Richard Borders
Gemini Light Show
Conversation with Jim Alabiso • Photograph by laird
For over fifty years, Richard Borders has been the creative force of the Gemini Light Show. He created the first concert touring light shows for The Who, Pink Floyd, The Doors, and Jimi Hendrix, to name a few. He invented the first live video projection and laser systems for entertainment, including lasers that could draw pictures on clouds. Five years ago, he landed on Jacksonville’s music scene.
When I met you for the first time, it was at the Amrit Yoga Institute ashram in Salt Springs, Florida. What brought you there?
I had been on tour with the country band JT Curtis when I first moved to Florida. I was asked by a friend to get in touch with Malay Desai, Yogi Amrit Desai’s son, about building TV broadcast systems there. Having done yoga in 1967 and meeting Amrit at the Atlanta International Pop Festival in 1970, where I did lights, I thought it to be an exciting idea.
I got off the tour bus in Ocala, was picked up by Malay and started my journey. Once I arrived, it was another world. I spent over a year there on a technical and spiritual path. It was quite a change from the loud concert music past midnight. Now it was quiet mornings, shooting TV broadcasts, and silent meditation. At night in the forest without light pollution, the stars were so bright it added to the enlightenment of these times.
One of the best things was I got to become friends with yoga teachers and students from around the world. An insightful cultural exchange. All the meals were vegan and healthy, with so much variety compared to a restaurant meal along the highway on tour. I also got to go through every significant yoga training program, as well. The wisdom I soaked in there spun a creative wave that I swam through to take me away to Jacksonville.
How did the idea of mixing laser light, projection, and music come to you? Tell us about your first light show apparatus.
I was blending light to music at nine years old. I cut out photos of UFOs and aliens from Famous Monsters of Filmland magazines. I glued them to a wall with blinking colored Christmas lights under each one. I would put on headphones and listen to music from Spike Jones to Vivaldi to go with the lights.

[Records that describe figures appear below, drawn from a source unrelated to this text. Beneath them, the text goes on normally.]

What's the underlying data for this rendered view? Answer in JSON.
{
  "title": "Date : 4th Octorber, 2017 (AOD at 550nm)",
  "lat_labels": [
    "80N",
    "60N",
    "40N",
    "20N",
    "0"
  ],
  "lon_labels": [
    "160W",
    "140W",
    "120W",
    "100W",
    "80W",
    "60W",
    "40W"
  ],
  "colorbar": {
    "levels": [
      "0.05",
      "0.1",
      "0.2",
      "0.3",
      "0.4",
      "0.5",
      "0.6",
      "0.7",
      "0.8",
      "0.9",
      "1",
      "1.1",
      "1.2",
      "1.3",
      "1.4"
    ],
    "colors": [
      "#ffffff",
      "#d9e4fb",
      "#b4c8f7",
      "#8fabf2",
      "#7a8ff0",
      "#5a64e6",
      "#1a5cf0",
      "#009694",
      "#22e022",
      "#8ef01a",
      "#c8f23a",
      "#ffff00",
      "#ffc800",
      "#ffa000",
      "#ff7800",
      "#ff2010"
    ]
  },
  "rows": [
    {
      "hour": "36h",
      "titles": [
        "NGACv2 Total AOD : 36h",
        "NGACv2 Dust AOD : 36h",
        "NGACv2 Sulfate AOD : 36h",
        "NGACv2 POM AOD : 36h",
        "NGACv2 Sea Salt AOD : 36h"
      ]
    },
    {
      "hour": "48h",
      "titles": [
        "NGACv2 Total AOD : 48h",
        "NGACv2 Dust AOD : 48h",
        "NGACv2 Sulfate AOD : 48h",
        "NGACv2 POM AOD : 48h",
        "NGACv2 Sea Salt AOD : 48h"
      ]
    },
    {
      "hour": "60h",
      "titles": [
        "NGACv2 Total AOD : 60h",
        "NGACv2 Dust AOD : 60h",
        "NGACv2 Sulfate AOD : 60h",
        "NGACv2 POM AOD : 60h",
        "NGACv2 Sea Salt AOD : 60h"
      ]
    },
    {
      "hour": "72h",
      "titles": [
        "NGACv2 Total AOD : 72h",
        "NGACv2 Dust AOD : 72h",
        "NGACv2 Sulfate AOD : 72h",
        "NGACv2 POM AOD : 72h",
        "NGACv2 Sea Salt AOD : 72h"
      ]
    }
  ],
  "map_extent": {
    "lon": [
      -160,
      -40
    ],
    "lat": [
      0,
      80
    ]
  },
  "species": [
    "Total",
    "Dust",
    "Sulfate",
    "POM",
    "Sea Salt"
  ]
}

I began doing stage lighting for concerts and thought about using the back curtain area to project the images. The touring light show included slide, overhead, movie, and film loop projectors. I also brought in strobe lights.
While doing the light show for Tommy on The Who tour, I got a video projection system. During Listening To You, I had a photo of Mount Shasta, and the audience’s faces appearing on the mountain as they sang the lyrics, “I climb the mountain; I get excitement at your feet.” That’s what seeing the music was about to me.

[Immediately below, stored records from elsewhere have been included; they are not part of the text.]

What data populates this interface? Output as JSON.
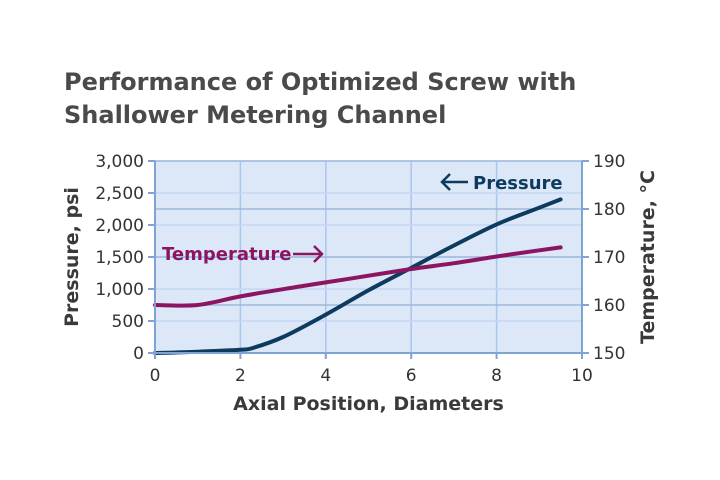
{
  "chart_data": {
    "type": "line",
    "title_lines": [
      "Performance of Optimized Screw with",
      "Shallower Metering Channel"
    ],
    "xlabel": "Axial Position, Diameters",
    "ylabel_left": "Pressure, psi",
    "ylabel_right": "Temperature, °C",
    "xlim": [
      0,
      10
    ],
    "ylim_left": [
      0,
      3000
    ],
    "ylim_right": [
      150,
      190
    ],
    "x_ticks": [
      "0",
      "2",
      "4",
      "6",
      "8",
      "10"
    ],
    "y_left_ticks": [
      "0",
      "500",
      "1,000",
      "1,500",
      "2,000",
      "2,500",
      "3,000"
    ],
    "y_right_ticks": [
      "150",
      "160",
      "170",
      "180",
      "190"
    ],
    "grid": true,
    "series": [
      {
        "name": "Pressure",
        "label": "Pressure",
        "axis": "left",
        "color": "#0d3b5e",
        "x": [
          0,
          1,
          2,
          2.3,
          3,
          4,
          5,
          6,
          7,
          8,
          9,
          9.5
        ],
        "y": [
          0,
          20,
          50,
          80,
          250,
          600,
          980,
          1330,
          1680,
          2010,
          2270,
          2400
        ]
      },
      {
        "name": "Temperature",
        "label": "Temperature",
        "axis": "right",
        "color": "#8b1560",
        "x": [
          0,
          1,
          2,
          3,
          4,
          5,
          6,
          7,
          8,
          9,
          9.5
        ],
        "y": [
          160,
          160,
          161.8,
          163.3,
          164.7,
          166.1,
          167.5,
          168.7,
          170.1,
          171.4,
          172
        ]
      }
    ]
  }
}
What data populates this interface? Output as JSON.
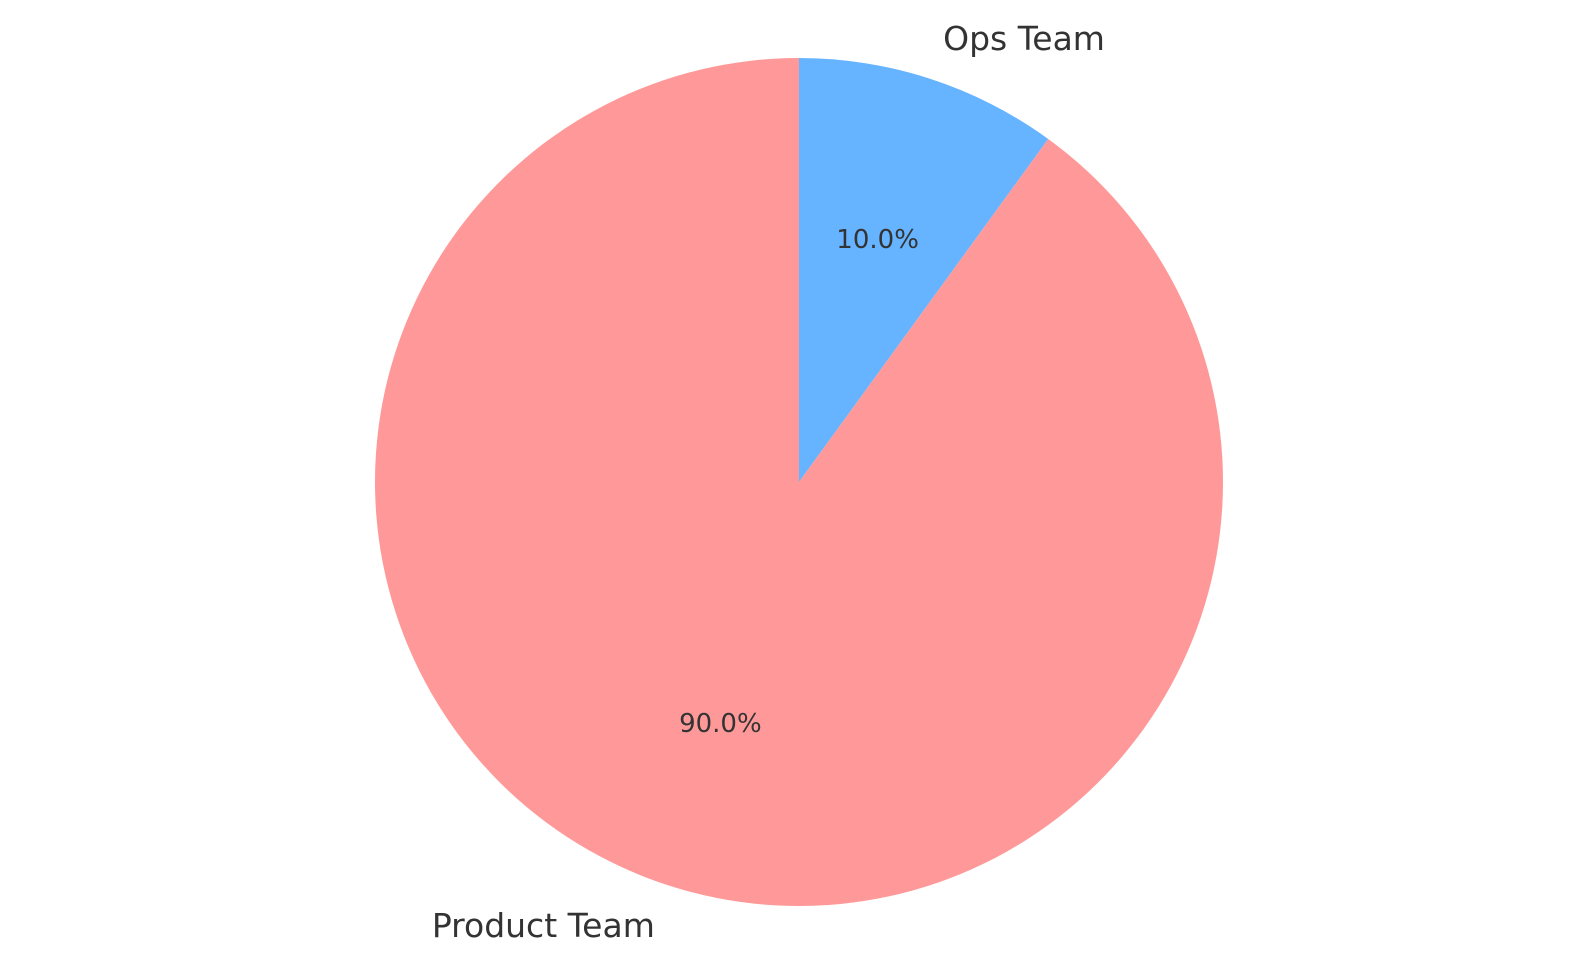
{
  "chart_data": {
    "type": "pie",
    "title": "",
    "categories": [
      "Ops Team",
      "Product Team"
    ],
    "values": [
      10.0,
      90.0
    ],
    "value_labels": [
      "10.0%",
      "90.0%"
    ],
    "colors": [
      "#66b3ff",
      "#ff9999"
    ],
    "start_angle_deg": 90,
    "direction": "clockwise",
    "legend": "none"
  }
}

I got a red laser from the Edmund Scientific Company. I glued a mirror to a speaker and watched the beam dance to the music. That beam began another path for me. It gave the light show a depth that had not been seen until then.
What was the first touring act to pick up on the idea, and how did that change your destiny?

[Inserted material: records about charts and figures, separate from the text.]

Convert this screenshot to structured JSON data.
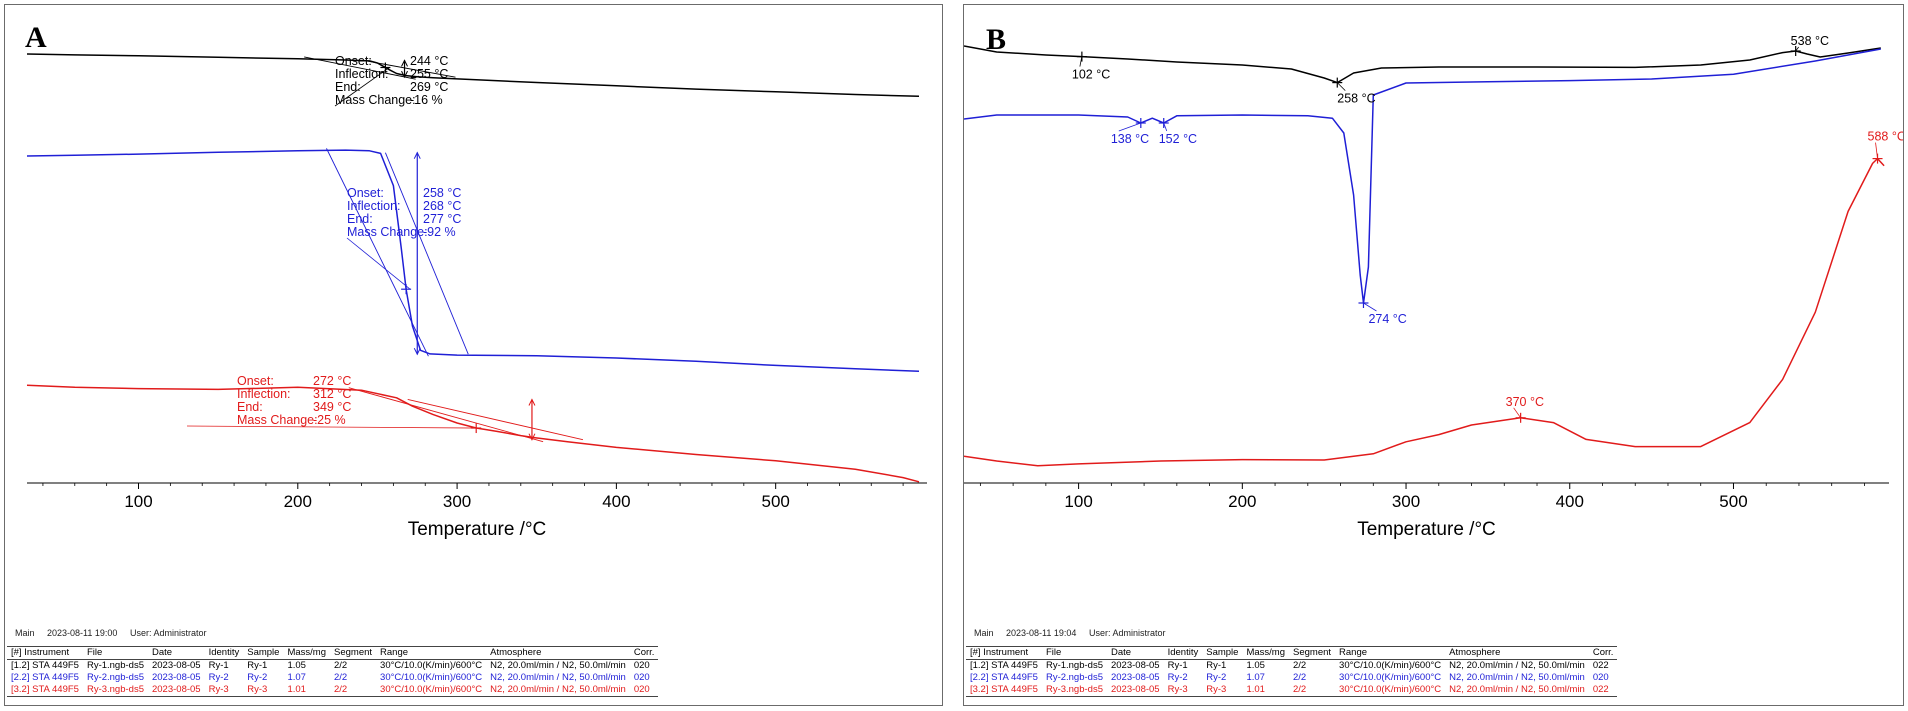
{
  "chart_data": [
    {
      "panel": "A",
      "type": "line",
      "xlabel": "Temperature /°C",
      "xlim": [
        30,
        595
      ],
      "x_ticks": [
        100,
        200,
        300,
        400,
        500
      ],
      "footer": {
        "view": "Main",
        "datetime": "2023-08-11 19:00",
        "user": "User: Administrator"
      },
      "series": [
        {
          "name": "Ry-1",
          "color": "#000000",
          "x": [
            30,
            60,
            100,
            150,
            200,
            230,
            245,
            250,
            258,
            262,
            268,
            275,
            285,
            300,
            350,
            400,
            450,
            500,
            550,
            590
          ],
          "y": [
            3.0,
            3.3,
            3.6,
            4.1,
            4.6,
            5.0,
            5.3,
            6.0,
            8.4,
            9.5,
            10.2,
            10.6,
            10.9,
            11.3,
            12.5,
            13.6,
            14.7,
            15.6,
            16.5,
            17.1
          ]
        },
        {
          "name": "Ry-2",
          "color": "#1f1fd6",
          "x": [
            30,
            60,
            100,
            150,
            200,
            230,
            245,
            252,
            260,
            265,
            268,
            272,
            277,
            283,
            300,
            350,
            400,
            450,
            500,
            550,
            590
          ],
          "y": [
            30,
            29.8,
            29.5,
            29.0,
            28.6,
            28.4,
            28.6,
            29.3,
            38,
            55,
            66,
            76,
            82.5,
            83.5,
            83.8,
            84.0,
            84.6,
            85.5,
            86.6,
            87.5,
            88.2
          ]
        },
        {
          "name": "Ry-3",
          "color": "#e11b1b",
          "x": [
            30,
            60,
            100,
            150,
            200,
            240,
            262,
            272,
            285,
            300,
            312,
            325,
            340,
            349,
            370,
            400,
            450,
            500,
            550,
            580,
            590
          ],
          "y": [
            81,
            81.5,
            81.8,
            82.0,
            81.5,
            82.2,
            84.0,
            86.0,
            88.0,
            90.0,
            91.2,
            92.0,
            93.0,
            93.5,
            94.5,
            95.8,
            97.5,
            99.0,
            101.0,
            103.0,
            104.0
          ]
        }
      ],
      "annotations": [
        {
          "series": "Ry-1",
          "onset": "244 °C",
          "inflection": "255 °C",
          "end": "269 °C",
          "mass_change": "-16 %"
        },
        {
          "series": "Ry-2",
          "onset": "258 °C",
          "inflection": "268 °C",
          "end": "277 °C",
          "mass_change": "-92 %"
        },
        {
          "series": "Ry-3",
          "onset": "272 °C",
          "inflection": "312 °C",
          "end": "349 °C",
          "mass_change": "-25 %"
        }
      ],
      "annotation_labels": {
        "onset": "Onset:",
        "inflection": "Inflection:",
        "end": "End:",
        "mass_change": "Mass Change:"
      }
    },
    {
      "panel": "B",
      "type": "line",
      "xlabel": "Temperature /°C",
      "xlim": [
        30,
        595
      ],
      "x_ticks": [
        100,
        200,
        300,
        400,
        500
      ],
      "footer": {
        "view": "Main",
        "datetime": "2023-08-11 19:04",
        "user": "User: Administrator"
      },
      "series": [
        {
          "name": "Ry-1",
          "color": "#000000",
          "x": [
            30,
            50,
            80,
            102,
            130,
            160,
            200,
            230,
            250,
            258,
            268,
            285,
            320,
            380,
            440,
            480,
            510,
            530,
            538,
            545,
            553,
            570,
            590
          ],
          "y": [
            10.5,
            13.5,
            15.0,
            15.8,
            17.0,
            18.5,
            20.0,
            22.0,
            26.5,
            28.8,
            24.0,
            21.5,
            21.0,
            21.0,
            21.2,
            20.0,
            17.5,
            13.8,
            13.0,
            14.5,
            16.0,
            14.0,
            11.5
          ]
        },
        {
          "name": "Ry-2",
          "color": "#1f1fd6",
          "x": [
            30,
            50,
            100,
            130,
            138,
            145,
            152,
            160,
            200,
            240,
            255,
            262,
            268,
            272,
            274,
            277,
            280,
            300,
            350,
            400,
            450,
            500,
            550,
            590
          ],
          "y": [
            36.0,
            35.0,
            35.0,
            35.5,
            37.0,
            35.8,
            37.0,
            35.2,
            35.0,
            35.2,
            35.8,
            39.5,
            55.0,
            75.0,
            82.0,
            73.0,
            30.0,
            27.0,
            26.7,
            26.4,
            26.0,
            24.8,
            21.5,
            18.5
          ]
        },
        {
          "name": "Ry-3",
          "color": "#e11b1b",
          "x": [
            30,
            50,
            75,
            100,
            150,
            200,
            250,
            280,
            300,
            320,
            340,
            370,
            390,
            410,
            440,
            480,
            510,
            530,
            550,
            570,
            585,
            588,
            592
          ],
          "y": [
            94.0,
            95.0,
            96.0,
            95.6,
            95.0,
            94.7,
            94.8,
            93.5,
            91.0,
            89.5,
            87.5,
            86.0,
            87.0,
            90.5,
            92.0,
            92.0,
            87.0,
            78.0,
            64.0,
            43.0,
            33.0,
            32.0,
            33.5
          ]
        }
      ],
      "annotations": [
        {
          "series": "Ry-1",
          "peaks": [
            "102 °C",
            "258 °C",
            "538 °C"
          ]
        },
        {
          "series": "Ry-2",
          "peaks": [
            "138 °C",
            "152 °C",
            "274 °C"
          ]
        },
        {
          "series": "Ry-3",
          "peaks": [
            "370 °C",
            "588 °C"
          ]
        }
      ]
    }
  ],
  "legend_table": {
    "headers": [
      "[#] Instrument",
      "File",
      "Date",
      "Identity",
      "Sample",
      "Mass/mg",
      "Segment",
      "Range",
      "Atmosphere",
      "Corr."
    ],
    "rows_a": [
      {
        "color": "#000000",
        "cells": [
          "[1.2] STA 449F5",
          "Ry-1.ngb-ds5",
          "2023-08-05",
          "Ry-1",
          "Ry-1",
          "1.05",
          "2/2",
          "30°C/10.0(K/min)/600°C",
          "N2, 20.0ml/min / N2, 50.0ml/min",
          "020"
        ]
      },
      {
        "color": "#1f1fd6",
        "cells": [
          "[2.2] STA 449F5",
          "Ry-2.ngb-ds5",
          "2023-08-05",
          "Ry-2",
          "Ry-2",
          "1.07",
          "2/2",
          "30°C/10.0(K/min)/600°C",
          "N2, 20.0ml/min / N2, 50.0ml/min",
          "020"
        ]
      },
      {
        "color": "#e11b1b",
        "cells": [
          "[3.2] STA 449F5",
          "Ry-3.ngb-ds5",
          "2023-08-05",
          "Ry-3",
          "Ry-3",
          "1.01",
          "2/2",
          "30°C/10.0(K/min)/600°C",
          "N2, 20.0ml/min / N2, 50.0ml/min",
          "020"
        ]
      }
    ],
    "rows_b": [
      {
        "color": "#000000",
        "cells": [
          "[1.2] STA 449F5",
          "Ry-1.ngb-ds5",
          "2023-08-05",
          "Ry-1",
          "Ry-1",
          "1.05",
          "2/2",
          "30°C/10.0(K/min)/600°C",
          "N2, 20.0ml/min / N2, 50.0ml/min",
          "022"
        ]
      },
      {
        "color": "#1f1fd6",
        "cells": [
          "[2.2] STA 449F5",
          "Ry-2.ngb-ds5",
          "2023-08-05",
          "Ry-2",
          "Ry-2",
          "1.07",
          "2/2",
          "30°C/10.0(K/min)/600°C",
          "N2, 20.0ml/min / N2, 50.0ml/min",
          "020"
        ]
      },
      {
        "color": "#e11b1b",
        "cells": [
          "[3.2] STA 449F5",
          "Ry-3.ngb-ds5",
          "2023-08-05",
          "Ry-3",
          "Ry-3",
          "1.01",
          "2/2",
          "30°C/10.0(K/min)/600°C",
          "N2, 20.0ml/min / N2, 50.0ml/min",
          "022"
        ]
      }
    ]
  },
  "panel_letters": [
    "A",
    "B"
  ]
}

The Who was the first group to ask me to go on tour. I bought the first Dodge Mini Motor Home so I could fit the crew and equipment in there. It said “The Who On Tour” on the backside windows. The front had a zodiac ring with a sign that said, “Gemini Light Show.” The band enjoyed riding in it and wrote “Goin’ Mobile.”
Seeing so many people in audiences across the country who loved music like I did awakened an awareness of the positive message I could spread through light.
We did a show in San Diego with a 12,000-seat venue. After the sound and light check, we went to the hotel. When we came back, I hung in the dressing room until just before the show. When I opened the stage door to walk to the lighting board, the whole audience screamed. I shut the door and said to the band and crew, “you have to see this.” We all peeked and heard the screams. I walked out shyly through the crowd to my booth in the center of the arena. This tour led to many more tours, especially with English bands. I had found my calling.